I thought it was Nani's own fault. He went to ground and made out he was hurt despite him having the foot up. He gave the ref time to think about it. If he'd have jumped up straight away he'd have probably only got a yellow. It brings back the arguement for a sin bin, a 10 minute sending off would have been fair. It was dangerous but not intentional.
There's a massive difference between the Torres kick and the Nani one. Torres was looking exactly where he was going and it looks far more intentional, as his leg went up very late. As the replays of Nani's showed, he had his eyes on the ball, and his leg was raised for a long time, in an attempt to control the ball. - at which point he then unluckily caught the RM player. Yes it was as a dangerous height, but a red was very harsh. There are high challenges on a regular basis, far worse than that, with all considered.

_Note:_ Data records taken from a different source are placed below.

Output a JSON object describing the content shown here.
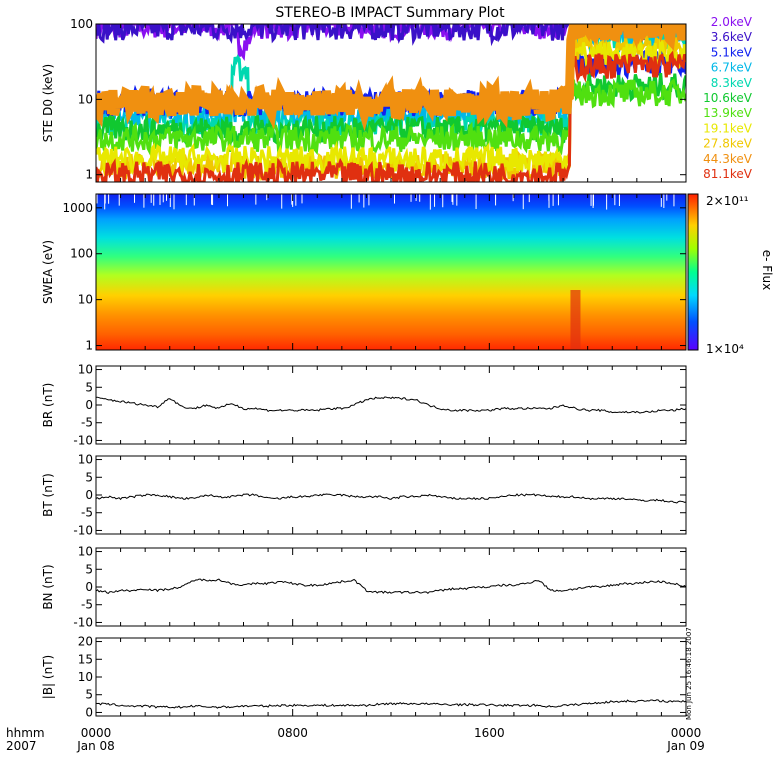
{
  "title": "STEREO-B IMPACT Summary Plot",
  "time_axis": {
    "row1_label": "hhmm",
    "row2_label": "2007",
    "ticks": [
      {
        "hour": 0,
        "label": "0000",
        "date": "Jan 08"
      },
      {
        "hour": 8,
        "label": "0800",
        "date": ""
      },
      {
        "hour": 16,
        "label": "1600",
        "date": ""
      },
      {
        "hour": 24,
        "label": "0000",
        "date": "Jan 09"
      }
    ],
    "range_hours": [
      0,
      24
    ]
  },
  "timestamp": "Mon Jun 25 16:46:18 2007",
  "colorbar": {
    "label": "e- Flux",
    "max_label": "2×10¹¹",
    "min_label": "1×10⁴"
  },
  "chart_data": [
    {
      "type": "line",
      "panel": "ste",
      "ylabel": "STE D0 (keV)",
      "yscale": "log",
      "ylim": [
        0.8,
        100
      ],
      "yticks": [
        1,
        10,
        100
      ],
      "series": [
        {
          "name": "2.0keV",
          "color": "#8a10f0",
          "level_before": 95,
          "level_after": 95
        },
        {
          "name": "3.6keV",
          "color": "#3a10c8",
          "level_before": 90,
          "level_after": 88
        },
        {
          "name": "5.1keV",
          "color": "#1020f0",
          "level_before": 9,
          "level_after": 30
        },
        {
          "name": "6.7keV",
          "color": "#00b8e8",
          "level_before": 7,
          "level_after": 70
        },
        {
          "name": "8.3keV",
          "color": "#00d8b0",
          "level_before": 5,
          "level_after": 60
        },
        {
          "name": "10.6keV",
          "color": "#10c830",
          "level_before": 4,
          "level_after": 15
        },
        {
          "name": "13.9keV",
          "color": "#50e010",
          "level_before": 3,
          "level_after": 12
        },
        {
          "name": "19.1keV",
          "color": "#e8e800",
          "level_before": 1.6,
          "level_after": 40
        },
        {
          "name": "27.8keV",
          "color": "#f0c800",
          "level_before": 1.3,
          "level_after": 50
        },
        {
          "name": "44.3keV",
          "color": "#f09010",
          "level_before": 9,
          "level_after": 90
        },
        {
          "name": "81.1keV",
          "color": "#e03010",
          "level_before": 1,
          "level_after": 28
        }
      ]
    },
    {
      "type": "heatmap",
      "panel": "swea",
      "ylabel": "SWEA (eV)",
      "yscale": "log",
      "ylim": [
        0.8,
        2000
      ],
      "yticks": [
        1,
        10,
        100,
        1000
      ],
      "zlabel": "e- Flux",
      "zlim": [
        10000,
        200000000000
      ]
    },
    {
      "type": "line",
      "panel": "br",
      "ylabel": "BR (nT)",
      "ylim": [
        -11,
        11
      ],
      "yticks": [
        -10,
        -5,
        0,
        5,
        10
      ],
      "x": [
        0,
        0.5,
        1,
        1.5,
        2,
        2.5,
        3,
        3.5,
        4,
        4.5,
        5,
        5.5,
        6,
        6.5,
        7,
        7.5,
        8,
        8.5,
        9,
        9.5,
        10,
        10.5,
        11,
        11.5,
        12,
        12.5,
        13,
        13.5,
        14,
        14.5,
        15,
        15.5,
        16,
        16.5,
        17,
        17.5,
        18,
        18.5,
        19,
        19.5,
        20,
        20.5,
        21,
        21.5,
        22,
        22.5,
        23,
        23.5,
        24
      ],
      "values": [
        2,
        1.5,
        1,
        0.5,
        0,
        -0.5,
        2,
        -0.5,
        -1,
        0,
        -1,
        0.5,
        -1,
        -1,
        -1.5,
        -1.5,
        -1.5,
        -1.5,
        -1.5,
        -1,
        -1,
        0,
        1.5,
        2,
        2,
        1.8,
        1.5,
        0,
        -1,
        -1.5,
        -1.5,
        -1.5,
        -1.5,
        -1,
        -1,
        -1,
        -1,
        -1,
        0,
        -1,
        -1.5,
        -1.5,
        -2,
        -2,
        -2,
        -2,
        -1.5,
        -1.5,
        -1
      ]
    },
    {
      "type": "line",
      "panel": "bt",
      "ylabel": "BT (nT)",
      "ylim": [
        -11,
        11
      ],
      "yticks": [
        -10,
        -5,
        0,
        5,
        10
      ],
      "x": [
        0,
        0.5,
        1,
        1.5,
        2,
        2.5,
        3,
        3.5,
        4,
        4.5,
        5,
        5.5,
        6,
        6.5,
        7,
        7.5,
        8,
        8.5,
        9,
        9.5,
        10,
        10.5,
        11,
        11.5,
        12,
        12.5,
        13,
        13.5,
        14,
        14.5,
        15,
        15.5,
        16,
        16.5,
        17,
        17.5,
        18,
        18.5,
        19,
        19.5,
        20,
        20.5,
        21,
        21.5,
        22,
        22.5,
        23,
        23.5,
        24
      ],
      "values": [
        -1,
        -0.5,
        -1,
        -0.5,
        0,
        0,
        -0.5,
        -1,
        -1,
        0,
        -0.5,
        -0.5,
        0,
        0,
        -1,
        -1,
        -0.5,
        -0.5,
        0,
        0,
        0,
        -0.5,
        -0.5,
        -0.5,
        -1,
        -0.5,
        -0.5,
        0,
        -0.5,
        -1,
        -1,
        -1,
        -1,
        -0.5,
        0,
        0,
        0,
        -0.5,
        -0.5,
        -0.5,
        -1,
        -1,
        -1,
        -1,
        -1.5,
        -1.5,
        -1.5,
        -2,
        -2
      ]
    },
    {
      "type": "line",
      "panel": "bn",
      "ylabel": "BN (nT)",
      "ylim": [
        -11,
        11
      ],
      "yticks": [
        -10,
        -5,
        0,
        5,
        10
      ],
      "x": [
        0,
        0.5,
        1,
        1.5,
        2,
        2.5,
        3,
        3.5,
        4,
        4.5,
        5,
        5.5,
        6,
        6.5,
        7,
        7.5,
        8,
        8.5,
        9,
        9.5,
        10,
        10.5,
        11,
        11.5,
        12,
        12.5,
        13,
        13.5,
        14,
        14.5,
        15,
        15.5,
        16,
        16.5,
        17,
        17.5,
        18,
        18.5,
        19,
        19.5,
        20,
        20.5,
        21,
        21.5,
        22,
        22.5,
        23,
        23.5,
        24
      ],
      "values": [
        -1,
        -1.5,
        -1,
        -1,
        -0.5,
        -1,
        -0.5,
        0,
        2,
        2,
        2,
        1,
        0.5,
        1,
        1,
        1.5,
        1,
        0.5,
        0.5,
        1,
        1.5,
        2,
        -1,
        -1.5,
        -1.5,
        -1.5,
        -1.5,
        -1.5,
        -1,
        -0.5,
        -0.5,
        0,
        0,
        0.5,
        0.5,
        1,
        2,
        -1,
        -1,
        -0.5,
        0,
        0,
        0.5,
        1,
        1,
        1.5,
        1.5,
        1,
        0
      ]
    },
    {
      "type": "line",
      "panel": "bmag",
      "ylabel": "|B| (nT)",
      "ylim": [
        -1,
        21
      ],
      "yticks": [
        0,
        5,
        10,
        15,
        20
      ],
      "x": [
        0,
        0.5,
        1,
        1.5,
        2,
        2.5,
        3,
        3.5,
        4,
        4.5,
        5,
        5.5,
        6,
        6.5,
        7,
        7.5,
        8,
        8.5,
        9,
        9.5,
        10,
        10.5,
        11,
        11.5,
        12,
        12.5,
        13,
        13.5,
        14,
        14.5,
        15,
        15.5,
        16,
        16.5,
        17,
        17.5,
        18,
        18.5,
        19,
        19.5,
        20,
        20.5,
        21,
        21.5,
        22,
        22.5,
        23,
        23.5,
        24
      ],
      "values": [
        2.5,
        2.3,
        2,
        1.8,
        1.8,
        1.5,
        1.5,
        1.5,
        1.8,
        1.6,
        1.5,
        1.6,
        1.8,
        1.8,
        1.8,
        2,
        2,
        2,
        2,
        2,
        2,
        2,
        2,
        2.3,
        2.5,
        2.5,
        2.5,
        2.4,
        2.3,
        2.2,
        2.2,
        2.2,
        2.1,
        2,
        2,
        2,
        2,
        1.6,
        2,
        2.2,
        2.5,
        2.8,
        3,
        3.2,
        3.2,
        3.3,
        3.3,
        3,
        3.2
      ]
    }
  ]
}
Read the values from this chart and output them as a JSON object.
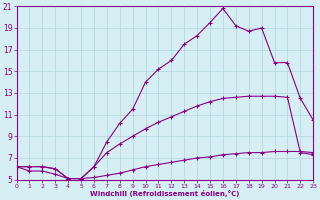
{
  "xlabel": "Windchill (Refroidissement éolien,°C)",
  "background_color": "#d6eff5",
  "grid_color": "#b0d4dc",
  "line_color": "#880088",
  "xlim": [
    0,
    23
  ],
  "ylim": [
    5,
    21
  ],
  "xticks": [
    0,
    1,
    2,
    3,
    4,
    5,
    6,
    7,
    8,
    9,
    10,
    11,
    12,
    13,
    14,
    15,
    16,
    17,
    18,
    19,
    20,
    21,
    22,
    23
  ],
  "yticks": [
    5,
    7,
    9,
    11,
    13,
    15,
    17,
    19,
    21
  ],
  "curve_upper_x": [
    0,
    1,
    2,
    3,
    4,
    5,
    6,
    7,
    8,
    9,
    10,
    11,
    12,
    13,
    14,
    15,
    16,
    17,
    18,
    19,
    20,
    21,
    22,
    23
  ],
  "curve_upper_y": [
    6.2,
    6.2,
    6.2,
    6.0,
    5.1,
    5.1,
    6.2,
    8.5,
    10.2,
    11.5,
    14.0,
    15.2,
    16.0,
    17.5,
    18.3,
    19.5,
    20.8,
    19.2,
    18.7,
    19.0,
    15.8,
    15.8,
    12.5,
    10.5
  ],
  "curve_mid_x": [
    0,
    1,
    2,
    3,
    4,
    5,
    6,
    7,
    8,
    9,
    10,
    11,
    12,
    13,
    14,
    15,
    16,
    17,
    18,
    19,
    20,
    21,
    22,
    23
  ],
  "curve_mid_y": [
    6.2,
    6.2,
    6.2,
    6.0,
    5.1,
    5.1,
    6.2,
    7.5,
    8.3,
    9.0,
    9.7,
    10.3,
    10.8,
    11.3,
    11.8,
    12.2,
    12.5,
    12.6,
    12.7,
    12.7,
    12.7,
    12.6,
    7.5,
    7.3
  ],
  "curve_lower_x": [
    0,
    1,
    2,
    3,
    4,
    5,
    6,
    7,
    8,
    9,
    10,
    11,
    12,
    13,
    14,
    15,
    16,
    17,
    18,
    19,
    20,
    21,
    22,
    23
  ],
  "curve_lower_y": [
    6.2,
    5.8,
    5.8,
    5.5,
    5.1,
    5.1,
    5.2,
    5.4,
    5.6,
    5.9,
    6.2,
    6.4,
    6.6,
    6.8,
    7.0,
    7.1,
    7.3,
    7.4,
    7.5,
    7.5,
    7.6,
    7.6,
    7.6,
    7.5
  ]
}
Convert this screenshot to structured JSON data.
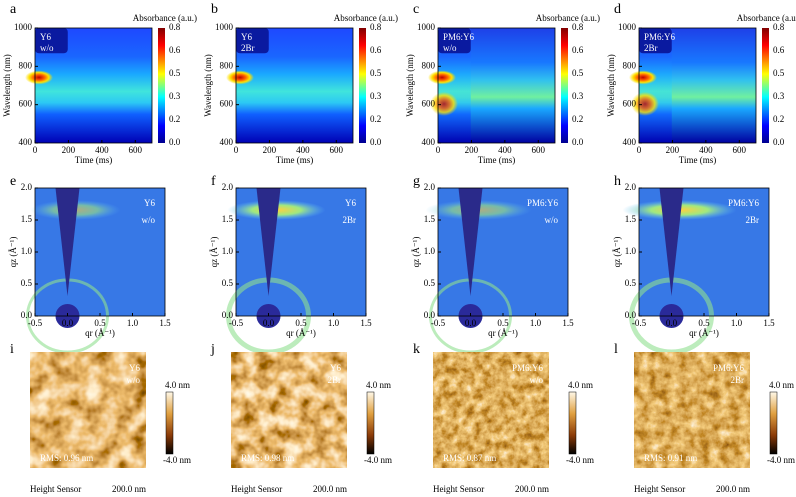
{
  "rows": [
    {
      "panels": [
        {
          "letter": "a",
          "label": [
            "Y6",
            "w/o"
          ]
        },
        {
          "letter": "b",
          "label": [
            "Y6",
            "2Br"
          ]
        },
        {
          "letter": "c",
          "label": [
            "PM6:Y6",
            "w/o"
          ]
        },
        {
          "letter": "d",
          "label": [
            "PM6:Y6",
            "2Br"
          ]
        }
      ],
      "colorbar_title": "Absorbance (a.u.)",
      "y_label": "Wavelength (nm)",
      "x_label": "Time (ms)",
      "yticks": [
        "400",
        "600",
        "800",
        "1000"
      ],
      "xticks": [
        "0",
        "200",
        "400",
        "600"
      ],
      "cticks": [
        "0.0",
        "0.2",
        "0.3",
        "0.5",
        "0.6",
        "0.8"
      ]
    },
    {
      "panels": [
        {
          "letter": "e",
          "label": [
            "Y6",
            "w/o"
          ]
        },
        {
          "letter": "f",
          "label": [
            "Y6",
            "2Br"
          ]
        },
        {
          "letter": "g",
          "label": [
            "PM6:Y6",
            "w/o"
          ]
        },
        {
          "letter": "h",
          "label": [
            "PM6:Y6",
            "2Br"
          ]
        }
      ],
      "y_label": "qz (Å⁻¹)",
      "x_label": "qr (Å⁻¹)",
      "yticks": [
        "0.0",
        "0.5",
        "1.0",
        "1.5",
        "2.0"
      ],
      "xticks": [
        "-0.5",
        "0.0",
        "0.5",
        "1.0",
        "1.5"
      ]
    },
    {
      "panels": [
        {
          "letter": "i",
          "label": [
            "Y6",
            "w/o"
          ],
          "rms": "RMS: 0.96 nm"
        },
        {
          "letter": "j",
          "label": [
            "Y6",
            "2Br"
          ],
          "rms": "RMS: 0.98 nm"
        },
        {
          "letter": "k",
          "label": [
            "PM6:Y6",
            "w/o"
          ],
          "rms": "RMS: 0.87 nm"
        },
        {
          "letter": "l",
          "label": [
            "PM6:Y6",
            "2Br"
          ],
          "rms": "RMS: 0.91 nm"
        }
      ],
      "scale_max": "4.0 nm",
      "scale_min": "-4.0 nm",
      "footer_left": "Height Sensor",
      "footer_right": "200.0 nm"
    }
  ]
}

Back to the League for United then, 6 more points for the Mancs and save the biggest upset ever in Munich and we can celebrate St Wunuffincks Day. I was thinking about making a cake with plenty of Tiers and an empty trophy cabinet on the top.
Players frequently raise their legs above waist height- remember Rooney's overhead kick v City, di Canio's goal, Yeboah's volley- in fact many of the most memorable acrobatic goals in recent times. Raising your leg isn't automatically dangerous. One step nearer a non-contact sport.
I just think that if that's the way the game is going, we will all be watching some anodyne version of it fairly soon. It's a natural reaction to go for the ball - especially in an apparent open space, like that. No player is going to think "oh, I'd better not raise my leg in case an opposition player, that I can't even see, might come in for it" Bloody ridiculous, IMO.
They are all shots on goal...many times a player gets kicked with an air shot whilst missing the ball...rarely is that a booking and rightly so..
His studs were raised. By the letter of the law he walks. Ade did the same against the goons earlier in the season and he caught the guy in the air, no way have could have done any damage based on the laws of physics but he still had to walk. It ruined the game. In both cases a sin-bin would have been a more sensible solution.
That picture of United players ganging up on the ref showed what United have been getting away with for many,many years.....and who teaches them this?.....why the manager of course! Not much different from Revie's Leeds!!!! I admired Busby,but Fergie can take a running jump!
Somebody ought to send that to Platini. I'm sure he will quickly find a convenient carpet to sweep it under!..
Varane looked a bit dodgy in the first leg, but he was excellent tonight. There were plenty of balls into the Real box which he got to first, otherwise I think Utd could have beaten them regardless of the ref's intervention.
Varane has been absolute class for his last few games, if he keeps progressing the way he has he will become the best defender in Europe. EDIT........very soon!
Just been walking home listening to TalkShite until I got bored with the sob stories of a string of ManU supporters, non of which were (of course) remotely from anywhere near Manchester. It was entertaining for a while. I don't see a similar amount of time being given to supporters of teams who get decisions given against them when they play ManU. Plus their manager has to go on air and/or to the press conference or get fined. So its kind of refreshing when it happens to ManU! The other point is that I didn't see the incident but from the way people were going on I was sure it was going to be a clear cut wrong decision, but now I see it I don't think it's clear cut at all, and I am not *surprised* about the red card being given for that challenge (even though I think the decision is wrong). I also understand that Real had a possible good goal disallowed. Does that not count then? I mean only the decisions that go against ManU need be disputed?